Nvidia révolutionne le refroidissement des data centers et promet des économies d’eau massives
Face à la pression croissante exercée sur les ressources hydriques mondiales, les géants de la tech cherchent des solutions pour réduire l’empreinte environnementale de leurs infrastructures. L’annonce récente d’un nouveau système de refroidissement pourrait marquer un tournant décisif dans la gestion de l’eau par les centres de données.
Une innovation présentée lors de la Climate Week de Londres
À l’occasion de la London Climate Week, Nvidia a dévoilé une technologie de refroidissement en boucle fermée destinée à ses futurs centres de données. L’objectif affiché : supprimer totalement la consommation directe d’eau.
Cette innovation s’appuie sur le design Vera Rubin DSX, qui utilise un liquide caloporteur composé à 75% d’eau et 25% de propylène glycol.
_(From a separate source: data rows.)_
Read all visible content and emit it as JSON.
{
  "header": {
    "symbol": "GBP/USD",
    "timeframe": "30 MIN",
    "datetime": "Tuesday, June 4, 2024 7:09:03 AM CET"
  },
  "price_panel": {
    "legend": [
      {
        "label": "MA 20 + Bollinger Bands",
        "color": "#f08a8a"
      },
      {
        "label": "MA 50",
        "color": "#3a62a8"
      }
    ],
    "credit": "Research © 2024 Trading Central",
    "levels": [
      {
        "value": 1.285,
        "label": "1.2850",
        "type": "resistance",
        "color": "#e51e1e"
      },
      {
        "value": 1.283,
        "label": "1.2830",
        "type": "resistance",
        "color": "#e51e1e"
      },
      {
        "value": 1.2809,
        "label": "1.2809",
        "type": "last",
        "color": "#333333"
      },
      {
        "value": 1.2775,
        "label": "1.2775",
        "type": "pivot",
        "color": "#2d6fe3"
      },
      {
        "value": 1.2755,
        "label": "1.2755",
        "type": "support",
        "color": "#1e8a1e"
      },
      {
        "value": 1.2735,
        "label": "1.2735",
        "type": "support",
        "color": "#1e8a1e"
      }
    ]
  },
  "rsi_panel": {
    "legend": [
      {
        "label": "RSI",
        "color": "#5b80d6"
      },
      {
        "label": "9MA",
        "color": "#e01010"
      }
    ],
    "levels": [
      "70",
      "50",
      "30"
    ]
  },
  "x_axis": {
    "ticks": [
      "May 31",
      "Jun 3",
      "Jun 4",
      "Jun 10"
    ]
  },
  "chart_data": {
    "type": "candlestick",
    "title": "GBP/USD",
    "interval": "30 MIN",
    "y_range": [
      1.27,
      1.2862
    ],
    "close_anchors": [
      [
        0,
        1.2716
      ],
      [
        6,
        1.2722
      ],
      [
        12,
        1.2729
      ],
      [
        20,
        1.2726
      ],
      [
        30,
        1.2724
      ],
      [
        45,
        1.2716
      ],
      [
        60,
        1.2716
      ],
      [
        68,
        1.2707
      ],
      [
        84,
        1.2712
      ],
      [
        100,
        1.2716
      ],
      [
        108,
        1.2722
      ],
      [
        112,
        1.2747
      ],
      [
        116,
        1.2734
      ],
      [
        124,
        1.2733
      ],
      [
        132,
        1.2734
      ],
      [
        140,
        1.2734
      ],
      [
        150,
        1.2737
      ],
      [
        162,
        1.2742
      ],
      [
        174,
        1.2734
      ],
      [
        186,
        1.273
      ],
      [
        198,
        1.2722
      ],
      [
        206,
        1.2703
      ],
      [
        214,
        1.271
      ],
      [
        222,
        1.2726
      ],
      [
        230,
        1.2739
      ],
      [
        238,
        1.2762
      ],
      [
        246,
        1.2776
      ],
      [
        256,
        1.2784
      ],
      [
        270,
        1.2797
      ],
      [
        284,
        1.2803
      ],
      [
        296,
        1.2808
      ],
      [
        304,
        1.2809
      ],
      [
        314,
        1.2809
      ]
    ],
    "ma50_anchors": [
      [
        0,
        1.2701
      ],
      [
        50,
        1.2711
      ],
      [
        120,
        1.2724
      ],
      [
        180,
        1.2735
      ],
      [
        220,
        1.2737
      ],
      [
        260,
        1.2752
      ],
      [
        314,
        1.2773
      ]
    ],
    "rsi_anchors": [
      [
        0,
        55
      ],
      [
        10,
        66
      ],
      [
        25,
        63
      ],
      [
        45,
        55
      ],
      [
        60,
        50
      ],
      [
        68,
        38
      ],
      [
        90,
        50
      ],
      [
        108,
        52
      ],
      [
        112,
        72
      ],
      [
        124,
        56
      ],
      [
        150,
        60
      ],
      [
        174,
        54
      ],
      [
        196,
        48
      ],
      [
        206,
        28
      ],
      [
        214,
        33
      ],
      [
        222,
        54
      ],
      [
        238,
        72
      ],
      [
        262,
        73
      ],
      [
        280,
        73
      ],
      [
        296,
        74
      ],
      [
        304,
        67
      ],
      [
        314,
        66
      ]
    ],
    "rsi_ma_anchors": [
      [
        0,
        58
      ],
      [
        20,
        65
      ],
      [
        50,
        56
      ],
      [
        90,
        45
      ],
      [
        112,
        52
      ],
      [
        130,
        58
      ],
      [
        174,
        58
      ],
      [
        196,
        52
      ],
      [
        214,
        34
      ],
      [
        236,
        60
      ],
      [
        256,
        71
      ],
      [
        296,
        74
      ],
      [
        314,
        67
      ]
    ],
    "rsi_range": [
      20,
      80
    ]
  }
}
Le système fonctionne avec des températures d’entrée de 45°C et de sortie de 55°C.
Des économies considérables annoncées
Selon le fabricant de puces, cette technologie permettrait d’économiser jusqu’à 2,6 millions de gallons d’eau par mégawatt et par an. Un chiffre qui témoigne du potentiel de cette approche novatrice.
Steve Solomon, représentant de Microsoft, a confirmé l’efficacité du dispositif dans différentes zones climatiques. La boucle de refroidissement est remplie une seule fois lors de l’installation, éliminant ainsi le besoin de tours de refroidissement évaporatives.
Les limites de la solution technique
Une empreinte hydrique partiellement réduite
Malgré ces avancées prometteuses, le système ne couvre qu’un quart à un tiers de l’empreinte hydrique totale des centres de données. La majorité de la consommation d’eau reste liée à la production d’électricité.
Les data centers américains consomment en effet beaucoup plus d’eau de manière indirecte, via leur alimentation électrique provenant principalement de centrales fossiles, que directement pour leurs opérations.
Des contraintes de déploiement importantes
Le système présente une complexité technique et un coût élevé. Son installation est réservée aux nouvelles infrastructures, excluant de facto les data centers existants d’une modernisation.
Par ailleurs, les radiateurs secs intégrés au dispositif montrent des performances moindres dans les climats particulièrement chauds, ce qui limite leur application géographique.
Une solution partielle selon les experts
Josh Parker estime que « le problème de la consommation d’eau des data centers est en grande partie résolu ». Toutefois, il reconnaît que l’empreinte absolue pourrait continuer à augmenter malgré ces gains d’efficacité.
Cette nuance souligne la différence entre amélioration relative et impact global sur l’environnement.
Le défi énergétique persistant
Les statistiques de l’Agence internationale de l’énergie pour 2024 révèlent qu’en matière de consommation électrique, la majorité de l’énergie est absorbée par les serveurs eux-mêmes.
Plus préoccupant encore : 60% de l’électricité alimentant les data centers provient toujours de centrales fossiles. Cette dépendance aux énergies non renouvelables reste le principal obstacle à une véritable durabilité du secteur.